Figure 2.

Effects of HMGB1 on expression and activation of HIF‐1α in perforated disc cells of human TMJ. (A, B) Disc tissues from patients with disc perforation and from patients with condylar fracture were compared using HE, immunohistochemical staining against HIF‐1α, and the number of HIF‐1α‐positive staining cells was analysed. (C, E) Perforated disc cells were treated with different doses of HMGB1 (0–500 ng/ml) for HIF‐1α mRNA and protein analysis at 24 hrs. β‐actin was used as a loading control. (D, F) These cells were incubated for various times (0–48 hrs) with HMGB1 (100 ng/ml). HIF‐1α mRNA and protein levels were determined by RT‐PCR or Western blotting, respectively. β‐actin was used as a loading control. (G) Perforated disc cells were pre‐treated with BAY87‐2243 (40 μM) for 1 hr and then incubated HMGB1 (100 ng/ml) for 24 hrs. VEGF protein levels were determined by Western blotting. β‐actin was used as a loading control. (H, I) Effect of HMGB1 on activity of HIF‐1α in perforated disc cells using immunofluorescence. Scale bar = 50 μm. (J) Perforated disc cells were pre‐treated with BAY87‐2243 (40 μM), U0126 (60 μM), SB203580 (40 μM) or SP600125 (60 μM) for 30 min, and then incubated with HMGB1 (100 ng/ml) for 24 hrs.

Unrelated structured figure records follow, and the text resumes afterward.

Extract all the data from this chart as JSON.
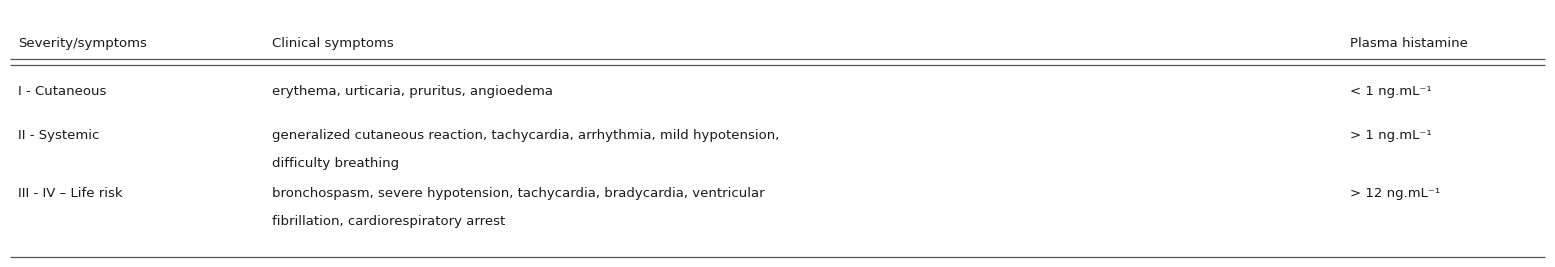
{
  "headers": [
    "Severity/symptoms",
    "Clinical symptoms",
    "Plasma histamine"
  ],
  "rows": [
    {
      "severity": "I - Cutaneous",
      "clinical": "erythema, urticaria, pruritus, angioedema",
      "clinical2": "",
      "plasma": "< 1 ng.mL⁻¹"
    },
    {
      "severity": "II - Systemic",
      "clinical": "generalized cutaneous reaction, tachycardia, arrhythmia, mild hypotension,",
      "clinical2": "difficulty breathing",
      "plasma": "> 1 ng.mL⁻¹"
    },
    {
      "severity": "III - IV – Life risk",
      "clinical": "bronchospasm, severe hypotension, tachycardia, bradycardia, ventricular",
      "clinical2": "fibrillation, cardiorespiratory arrest",
      "plasma": "> 12 ng.mL⁻¹"
    }
  ],
  "background_color": "#ffffff",
  "text_color": "#1a1a1a",
  "line_color": "#555555",
  "font_size": 9.5
}
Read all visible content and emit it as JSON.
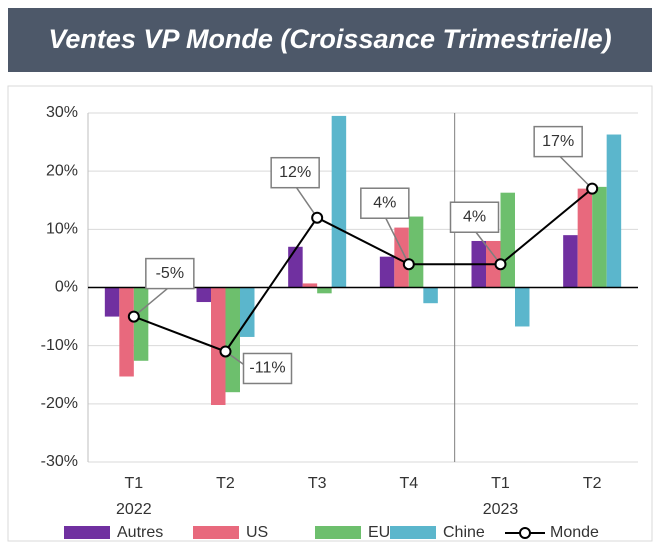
{
  "chart_data": {
    "type": "bar",
    "title": "Ventes VP Monde (Croissance Trimestrielle)",
    "categories": [
      "T1",
      "T2",
      "T3",
      "T4",
      "T1",
      "T2"
    ],
    "x_groups": [
      "2022",
      null,
      null,
      null,
      "2023",
      null
    ],
    "ylim": [
      -30,
      30
    ],
    "yticks": [
      {
        "value": -30,
        "label": "-30%"
      },
      {
        "value": -20,
        "label": "-20%"
      },
      {
        "value": -10,
        "label": "-10%"
      },
      {
        "value": 0,
        "label": "0%"
      },
      {
        "value": 10,
        "label": "10%"
      },
      {
        "value": 20,
        "label": "20%"
      },
      {
        "value": 30,
        "label": "30%"
      }
    ],
    "grid": true,
    "legend": "bottom",
    "series": [
      {
        "name": "Autres",
        "color": "#7030a0",
        "values": [
          -5,
          -2.5,
          7,
          5.3,
          8,
          9
        ]
      },
      {
        "name": "US",
        "color": "#e8697d",
        "values": [
          -15.3,
          -20.2,
          0.7,
          10.3,
          8,
          17
        ]
      },
      {
        "name": "EU",
        "color": "#6dbf6d",
        "values": [
          -12.6,
          -18,
          -1,
          12.2,
          16.3,
          17.3
        ]
      },
      {
        "name": "Chine",
        "color": "#5bb6cc",
        "values": [
          0,
          -8.5,
          29.5,
          -2.7,
          -6.7,
          26.3
        ]
      },
      {
        "name": "Monde",
        "color": "#000000",
        "type": "line",
        "values": [
          -5,
          -11,
          12,
          4,
          4,
          17
        ],
        "value_labels": [
          "-5%",
          "-11%",
          "12%",
          "4%",
          "4%",
          "17%"
        ]
      }
    ]
  }
}
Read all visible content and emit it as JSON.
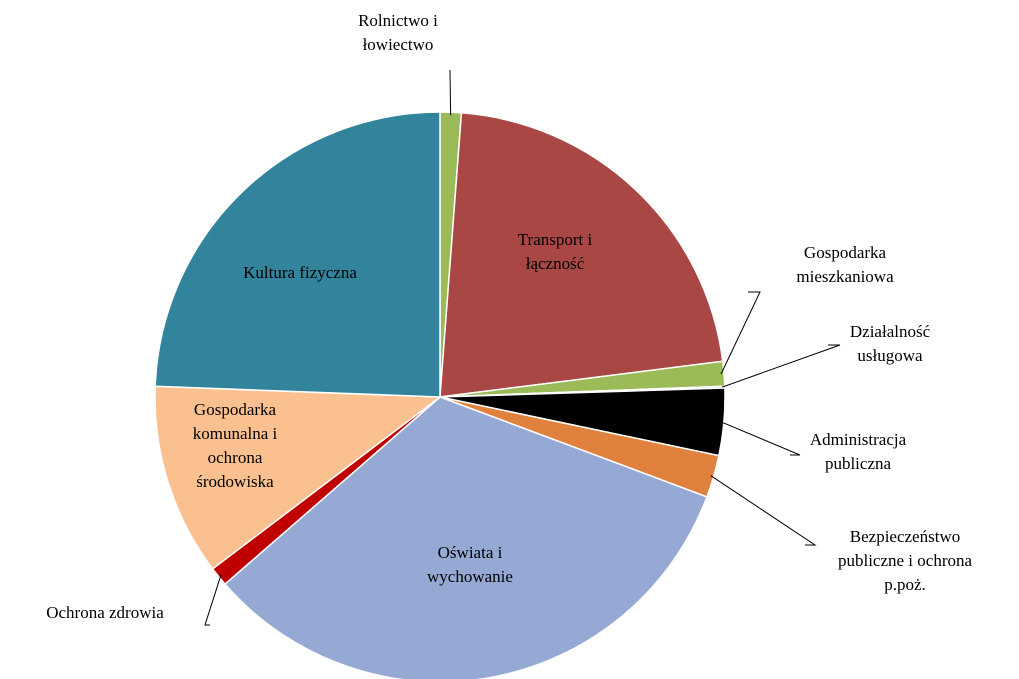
{
  "chart_data": {
    "type": "pie",
    "categories": [
      "Rolnictwo i łowiectwo",
      "Transport i łączność",
      "Gospodarka mieszkaniowa",
      "Działalność usługowa",
      "Administracja publiczna",
      "Bezpieczeństwo publiczne i ochrona p.poż.",
      "Oświata i wychowanie",
      "Ochrona zdrowia",
      "Gospodarka komunalna i ochrona środowiska",
      "Kultura fizyczna"
    ],
    "values": [
      1.2,
      21.8,
      1.4,
      0.1,
      3.8,
      2.4,
      32.9,
      1.1,
      10.9,
      24.4
    ],
    "colors": [
      "#9bbb59",
      "#a94744",
      "#9bbb59",
      "#4bacc6",
      "#000000",
      "#e0813d",
      "#95a9d4",
      "#c00000",
      "#fac090",
      "#31849b"
    ]
  }
}
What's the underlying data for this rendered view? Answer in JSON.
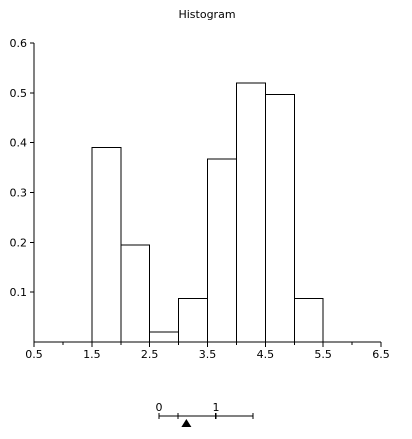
{
  "chart_data": {
    "type": "bar",
    "title": "Histogram",
    "xlabel": "",
    "ylabel": "",
    "xlim": [
      0.5,
      6.5
    ],
    "ylim": [
      0,
      0.6
    ],
    "x_ticks": [
      "0.5",
      "1.5",
      "2.5",
      "3.5",
      "4.5",
      "5.5",
      "6.5"
    ],
    "y_ticks": [
      "0.1",
      "0.2",
      "0.3",
      "0.4",
      "0.5",
      "0.6"
    ],
    "grid": false,
    "bin_width": 0.5,
    "bins": [
      {
        "start": 1.5,
        "end": 2.0,
        "value": 0.39
      },
      {
        "start": 2.0,
        "end": 2.5,
        "value": 0.195
      },
      {
        "start": 2.5,
        "end": 3.0,
        "value": 0.02
      },
      {
        "start": 3.0,
        "end": 3.5,
        "value": 0.087
      },
      {
        "start": 3.5,
        "end": 4.0,
        "value": 0.367
      },
      {
        "start": 4.0,
        "end": 4.5,
        "value": 0.52
      },
      {
        "start": 4.5,
        "end": 5.0,
        "value": 0.497
      },
      {
        "start": 5.0,
        "end": 5.5,
        "value": 0.087
      }
    ]
  },
  "slider": {
    "min_label": "0",
    "max_label": "1",
    "value": 0.48
  }
}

Culture medium was then collected for tube formation of HUVECs. Box plots, 25th and 75th percentiles; horizontal solid lines, medians; horizontal bars, minimum and maximum.*P < 0.05 and **P < 0.01 compared to the group without HMGB1 stimulation. ^# P < 0.05 compared to the group treated with HMGB1 alone. a. Conditioned medium (CM) from vehicle‐treated perforated disc cells; b. CM from HMGB1‐treated perforated disc cells; c. CM from HMGB1 + BAY87‐2243‐treated perforated disc cells; d. CM from HMGB1 + U0126‐treated perforated disc cells; e. CM from HMGB1 + SB203580‐treated perforated disc cells; f. CM from HMGB1 + SP600125‐treated perforated disc cells.